Negotiations on Free Trade

Progress towards the development of new global trade agreements has always been a standing item on the agenda of the ICS Shipping Policy Committee. But following the election of President Trump (and the decision of the United Kingdom to leave the European Union in 2019) these issues have assumed renewed attention. 

For many years, ICS has supported the successful conclusion at the World Trade Organization (WTO) of the ‘Doha round’ of trade negotiations and a new multilateral agreement to reduce or eliminate remaining obstacles to free trade, given that any boost to trade would also boost demand for international shipping. But ICS has also long sought the inclusion of maritime services in the new WTO agreement, as shipping (along with aviation) is one of the few major industries not covered by the General Agreement on Tariffs and Trade concluded in the 1990s when the WTO was established. 

In practice, a complex network of bilateral agreements between nations ensures that most shipping markets adhere to free trade principles, with few restrictions on market access. With the exception of government contracts and cabotage trades (between two ports in the same country), there is relatively little cargo reservation whereby national cargoes are protected for carriage on a nation’s own ships at the exclusion of other more competitive vessels. 

However, the reason why a WTO agreement on maritime services is still so important is that those maritime free trade commitments that have been made by governments have never been codified on a global basis. There is always a danger that governments could again become attracted to more protectionist approaches, viewing the benefits of trade as a ‘zero sum game’. If there was another economic shock like the 2008 banking crisis, there is a possibility that nations could come under serious domestic political pressure to renege on their commitments to free trade in shipping. It should be remembered that as recently as the 1990s, some parts of the industry were subject to the UNCTAD Liner Code which legitimised protectionism and the reservation of 40% of imports and 40% of exports on national flag ships. 

The WTO negotiations have in effect now been moribund for several years due to a lack of engagement by the United States and serious differences between developed and developing nations over issues such as agriculture. However, an attempt was made by a smaller group of nations to produce a Trade in Services Agreement (TiSA) which includes draft provisions on maritime services. However, the TiSA does not include China and the new U.S. Administration seems ill-disposed towards multilateral negotiations. 

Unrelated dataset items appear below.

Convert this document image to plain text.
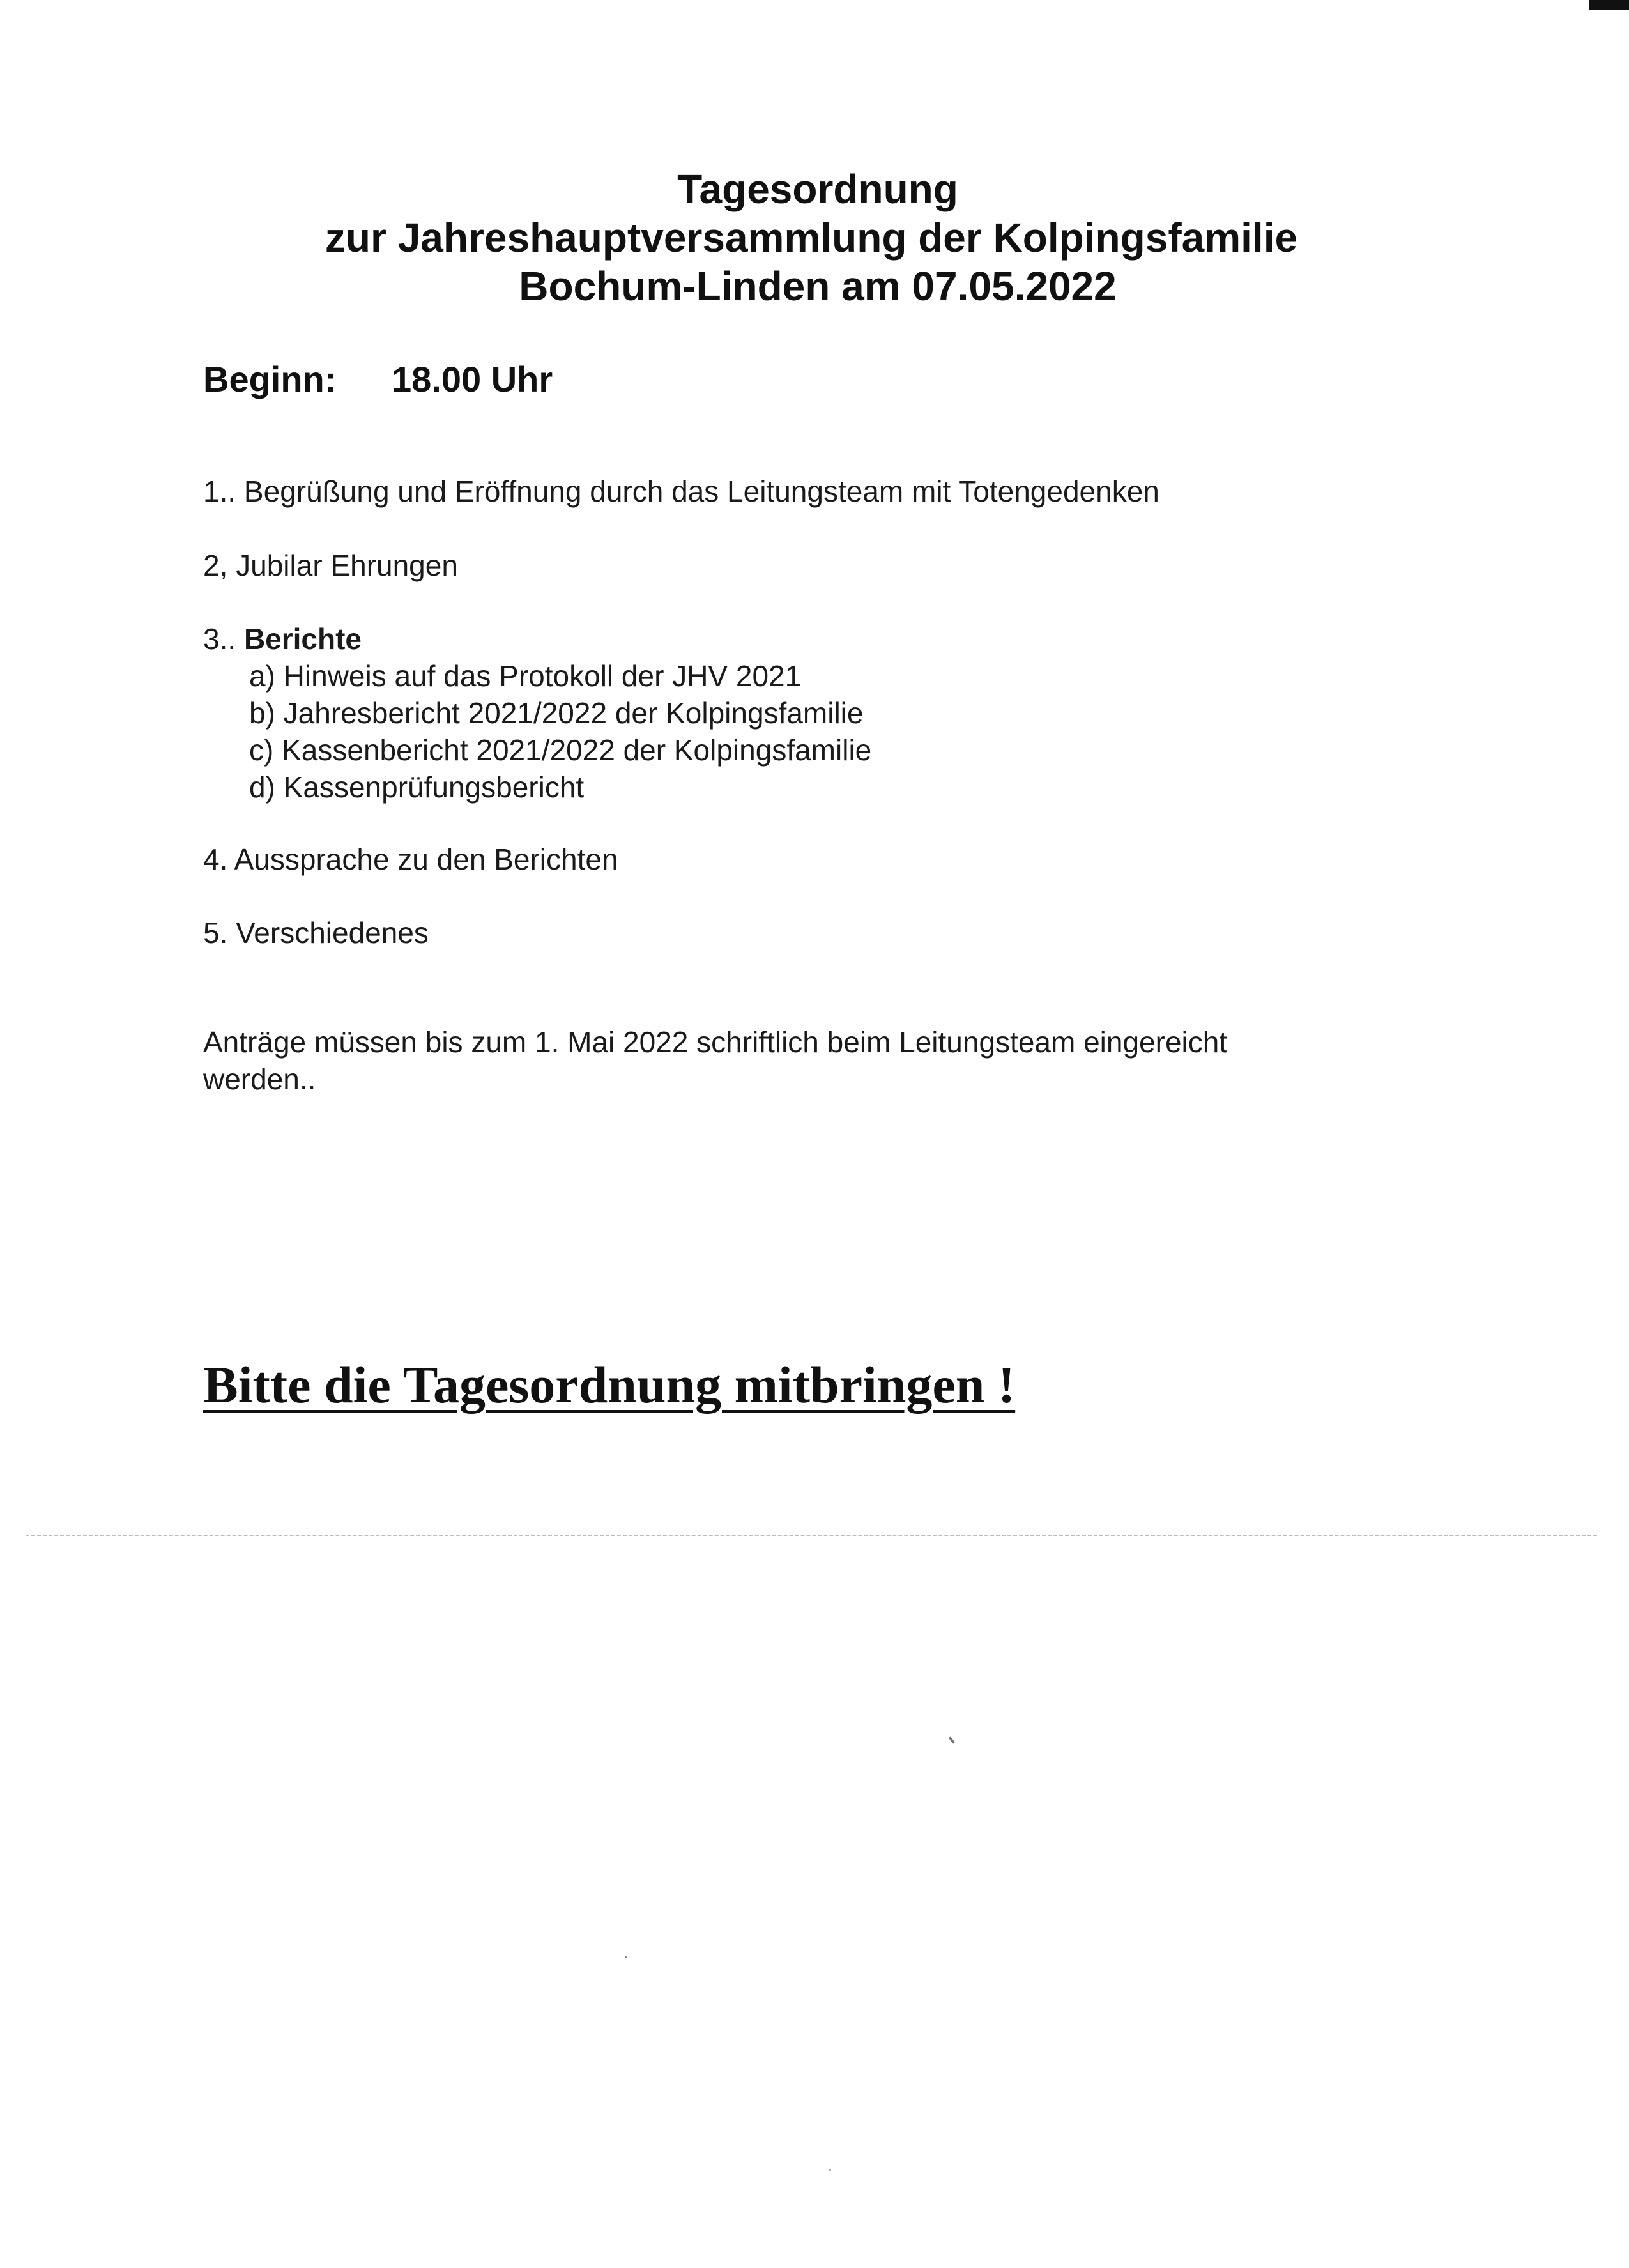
Tagesordnung
zur Jahreshauptversammlung der Kolpingsfamilie
Bochum-Linden am 07.05.2022
Beginn: 18.00 Uhr
1.. Begrüßung und Eröffnung durch das Leitungsteam mit Totengedenken
2, Jubilar Ehrungen
3.. Berichte
a) Hinweis auf das Protokoll der JHV 2021
b) Jahresbericht 2021/2022 der Kolpingsfamilie
c) Kassenbericht 2021/2022 der Kolpingsfamilie
d) Kassenprüfungsbericht
4. Aussprache zu den Berichten
5. Verschiedenes
Anträge müssen bis zum 1. Mai 2022 schriftlich beim Leitungsteam eingereicht
werden..
Bitte die Tagesordnung mitbringen !
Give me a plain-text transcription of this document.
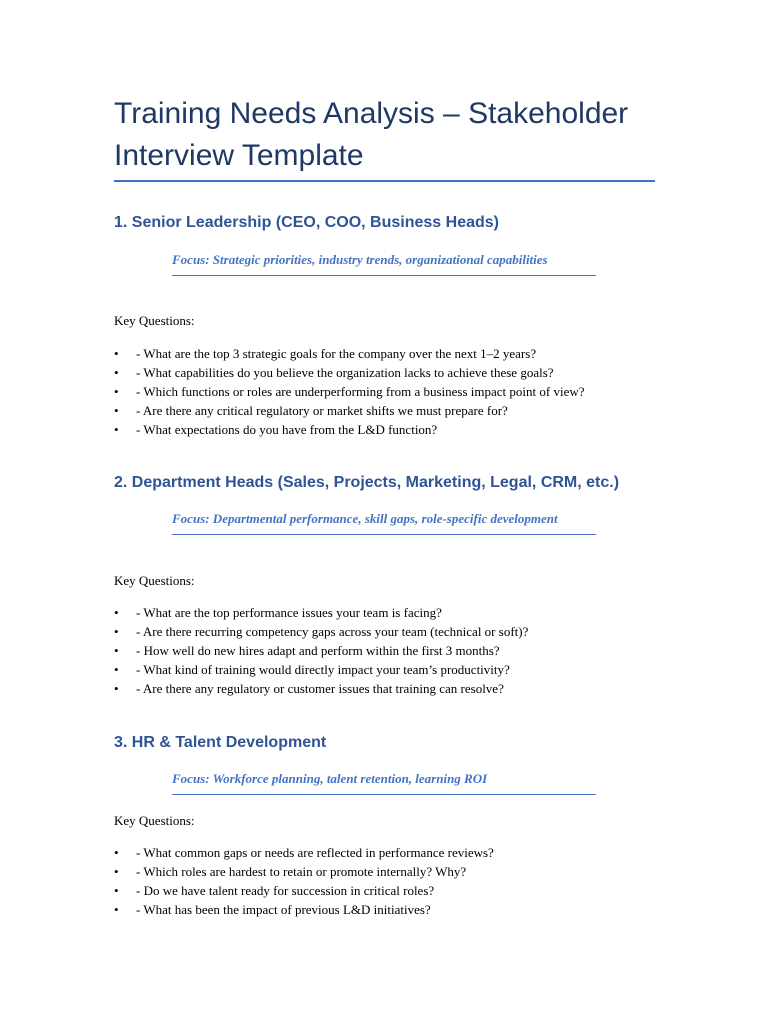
Training Needs Analysis – Stakeholder Interview Template
1. Senior Leadership (CEO, COO, Business Heads)
Focus: Strategic priorities, industry trends, organizational capabilities
Key Questions:
•	- What are the top 3 strategic goals for the company over the next 1–2 years?
•	- What capabilities do you believe the organization lacks to achieve these goals?
•	- Which functions or roles are underperforming from a business impact point of view?
•	- Are there any critical regulatory or market shifts we must prepare for?
•	- What expectations do you have from the L&D function?
2. Department Heads (Sales, Projects, Marketing, Legal, CRM, etc.)
Focus: Departmental performance, skill gaps, role-specific development
Key Questions:
•	- What are the top performance issues your team is facing?
•	- Are there recurring competency gaps across your team (technical or soft)?
•	- How well do new hires adapt and perform within the first 3 months?
•	- What kind of training would directly impact your team’s productivity?
•	- Are there any regulatory or customer issues that training can resolve?
3. HR & Talent Development
Focus: Workforce planning, talent retention, learning ROI
Key Questions:
•	- What common gaps or needs are reflected in performance reviews?
•	- Which roles are hardest to retain or promote internally? Why?
•	- Do we have talent ready for succession in critical roles?
•	- What has been the impact of previous L&D initiatives?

One of the first actions of the Trump Administration was to withdraw the United States from the Asia Pacific Trans-Pacific Partnership (TPP). It also seems unlikely that the Transatlantic Trade and Investment Partnership (TTIP) between the U.S. and EU will go ahead in the immediate future. (The EU was hoping to make inroads regarding U.S. restrictions on international feeder services, which the U.S. defines as cabotage although the cargo is destined for a port outside the United States).

One question mark perhaps is whether China might try to fill the vacuum being left by the United States. But it seems unlikely that the U.S. would permit its political allies to participate in alternative agreements brokered by China, such as the Free Trade Area for the Asia Pacific promoted by China and Russia at the APEC Summit in November 2016.

Despite the change in atmosphere following the election of President Trump, it has to be remembered that nothing has fundamentally changed. Trade negotiations are always long term projects, often involving two steps forward and then one step back. However, in liaison with the Consultative Shipping Group of maritime administrations, which is committed to the maintenance of free trade principles, it will be important for the industry to be vigilant against any further moves towards protectionism.